X-Rspamd-Queue-Id: 20F17180442C4
X-Spamd-Result: default: False [0.00 / 100.00]
X-Rspamd-Server: rspam03
X-Bogosity: Ham, tests=bogofilter, spamicity=0.000000, version=1.2.4
Sender: owner-linux-mm@kvack.org
Precedence: bulk
X-Loop: owner-majordomo@kvack.org
List-ID: <linux-mm.kvack.org>

On Mon, Aug 17, 2020 at 7:32 PM Alexander Popov <alex.popov@linux.com> wrote:
>
> On 15.08.2020 19:52, Kees Cook wrote:
> > On Thu, Aug 13, 2020 at 06:19:21PM +0300, Alexander Popov wrote:
> >> Heap spraying is an exploitation technique that aims to put controlled
> >> bytes at a predetermined memory location on the heap. Heap spraying for
> >> exploiting use-after-free in the Linux kernel relies on the fact that on
> >> kmalloc(), the slab allocator returns the address of the memory that was
> >> recently freed. Allocating a kernel object with the same size and
> >> controlled contents allows overwriting the vulnerable freed object.
> >>
> >> Let's extract slab freelist quarantine from KASAN functionality and
> >> call it CONFIG_SLAB_QUARANTINE. This feature breaks widespread heap
> >> spraying technique used for exploiting use-after-free vulnerabilities
> >> in the kernel code.
> >>
> >> If this feature is enabled, freed allocations are stored in the quarantine
> >> and can't be instantly reallocated and overwritten by the exploit
> >> performing heap spraying.
> >
> > It may be worth clarifying that this is specifically only direct UAF and
> > doesn't help with spray-and-overflow-into-a-neighboring-object attacks
> > (i.e. both tend to use sprays, but the former doesn't depend on a write
> > overflow).
>
> Andrey Konovalov wrote:
> > If quarantine is to be used without the rest of KASAN, I'd prefer for
> > it to be separated from KASAN completely: move to e.g. mm/quarantine.c
> > and don't mention KASAN in function/config names.
>
> Hmm, making quarantine completely separate from KASAN would bring troubles.
>
> Currently, in many special places the allocator calls KASAN handlers:
>   kasan_cache_create()
>   kasan_slab_free()
>   kasan_kmalloc_large()
>   kasan_krealloc()
>   kasan_slab_alloc()
>   kasan_kmalloc()
>   kasan_cache_shrink()
>   kasan_cache_shutdown()
>   and some others.
> These functions do a lot of interesting things and also work with the quarantine
> using these helpers:
>   quarantine_put()
>   quarantine_reduce()
>   quarantine_remove_cache()
>
> Making quarantine completely separate from KASAN would require to move some
> internal logic of these KASAN handlers to allocator code.
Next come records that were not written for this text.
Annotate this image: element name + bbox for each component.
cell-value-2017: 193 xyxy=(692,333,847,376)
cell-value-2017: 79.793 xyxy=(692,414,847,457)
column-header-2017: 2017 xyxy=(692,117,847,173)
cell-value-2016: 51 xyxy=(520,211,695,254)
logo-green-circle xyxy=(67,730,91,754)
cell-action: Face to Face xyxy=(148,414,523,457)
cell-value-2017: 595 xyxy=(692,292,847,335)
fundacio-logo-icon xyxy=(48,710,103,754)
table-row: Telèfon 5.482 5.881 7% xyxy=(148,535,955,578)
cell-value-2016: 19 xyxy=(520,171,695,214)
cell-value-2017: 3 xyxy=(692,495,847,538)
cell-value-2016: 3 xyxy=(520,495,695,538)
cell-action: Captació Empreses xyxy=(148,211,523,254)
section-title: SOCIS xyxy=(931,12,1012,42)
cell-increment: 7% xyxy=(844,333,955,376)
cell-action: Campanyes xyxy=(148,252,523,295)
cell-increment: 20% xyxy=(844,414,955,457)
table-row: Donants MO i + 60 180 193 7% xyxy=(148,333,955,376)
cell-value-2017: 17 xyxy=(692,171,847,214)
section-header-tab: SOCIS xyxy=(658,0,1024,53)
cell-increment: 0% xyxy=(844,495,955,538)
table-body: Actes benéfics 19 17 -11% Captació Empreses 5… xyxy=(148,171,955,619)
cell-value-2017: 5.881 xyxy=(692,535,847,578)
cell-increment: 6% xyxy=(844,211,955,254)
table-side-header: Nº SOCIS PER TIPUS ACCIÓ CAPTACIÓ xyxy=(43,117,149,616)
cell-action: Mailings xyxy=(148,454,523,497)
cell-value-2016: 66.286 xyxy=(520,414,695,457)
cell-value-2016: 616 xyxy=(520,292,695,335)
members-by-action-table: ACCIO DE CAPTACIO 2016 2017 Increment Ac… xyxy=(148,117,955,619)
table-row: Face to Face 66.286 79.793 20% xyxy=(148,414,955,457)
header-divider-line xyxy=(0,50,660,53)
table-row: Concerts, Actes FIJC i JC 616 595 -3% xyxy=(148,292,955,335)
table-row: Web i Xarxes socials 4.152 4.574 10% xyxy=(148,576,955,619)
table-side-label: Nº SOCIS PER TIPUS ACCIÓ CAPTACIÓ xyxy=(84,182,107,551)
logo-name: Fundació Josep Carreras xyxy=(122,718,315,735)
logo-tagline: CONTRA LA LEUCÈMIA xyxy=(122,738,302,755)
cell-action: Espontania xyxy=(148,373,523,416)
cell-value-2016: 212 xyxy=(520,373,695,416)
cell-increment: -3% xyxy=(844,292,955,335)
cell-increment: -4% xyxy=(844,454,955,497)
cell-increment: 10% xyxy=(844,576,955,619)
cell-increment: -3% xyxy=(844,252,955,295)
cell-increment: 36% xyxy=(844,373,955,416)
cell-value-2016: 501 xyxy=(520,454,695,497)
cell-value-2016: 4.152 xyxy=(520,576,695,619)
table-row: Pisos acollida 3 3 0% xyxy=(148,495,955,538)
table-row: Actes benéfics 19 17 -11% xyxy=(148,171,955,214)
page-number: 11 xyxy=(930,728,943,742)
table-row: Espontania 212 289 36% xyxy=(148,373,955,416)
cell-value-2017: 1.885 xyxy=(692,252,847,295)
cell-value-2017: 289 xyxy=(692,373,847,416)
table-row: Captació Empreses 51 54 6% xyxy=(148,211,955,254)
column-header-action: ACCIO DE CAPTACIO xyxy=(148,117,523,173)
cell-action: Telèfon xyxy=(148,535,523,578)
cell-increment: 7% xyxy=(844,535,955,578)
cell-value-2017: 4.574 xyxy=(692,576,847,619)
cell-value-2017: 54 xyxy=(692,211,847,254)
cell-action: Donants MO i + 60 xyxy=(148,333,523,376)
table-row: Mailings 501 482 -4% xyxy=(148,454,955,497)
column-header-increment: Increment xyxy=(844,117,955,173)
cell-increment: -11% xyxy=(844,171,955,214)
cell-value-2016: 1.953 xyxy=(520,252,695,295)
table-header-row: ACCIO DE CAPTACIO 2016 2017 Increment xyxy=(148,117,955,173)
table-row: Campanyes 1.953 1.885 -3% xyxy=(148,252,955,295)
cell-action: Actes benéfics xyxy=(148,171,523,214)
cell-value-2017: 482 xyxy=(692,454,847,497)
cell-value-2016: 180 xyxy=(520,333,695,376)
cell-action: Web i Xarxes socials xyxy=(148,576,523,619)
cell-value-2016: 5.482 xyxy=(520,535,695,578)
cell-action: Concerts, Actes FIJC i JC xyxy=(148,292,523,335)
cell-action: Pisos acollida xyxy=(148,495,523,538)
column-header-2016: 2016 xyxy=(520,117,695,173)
It doesn't look like there's quite a lot of KASAN-specific logic there.

All those quarantine_*() calls are either at the beginning or at the
end of some kasan annotations, so it should be quite easy to move
those out. E.g. quarantine_reduce() can be moved together with the
gfpflags_allow_blocking(flags) check and put before kasan_kmalloc()
calls (or maybe also into some other places?), quarantine_put() can be
put after kasan_slab_free(), etc.

> In this patch I used another approach, that doesn't require changing the API
> between allocators and KASAN. I added linux/mm/kasan/slab_quarantine.c with slim
> KASAN handlers that implement the minimal functionality needed for quarantine.
>
> Do you think that it's a bad solution?

This solution doesn't look clean. Here you provide a second KASAN
runtime implementation, parallel to the original one, which only does
quarantine. It seems much cleaner to put quarantine logic into a
separate module, which can be either used independently, or together
with KASAN built on top of it.

Maybe other KASAN contributors have an opinion on this?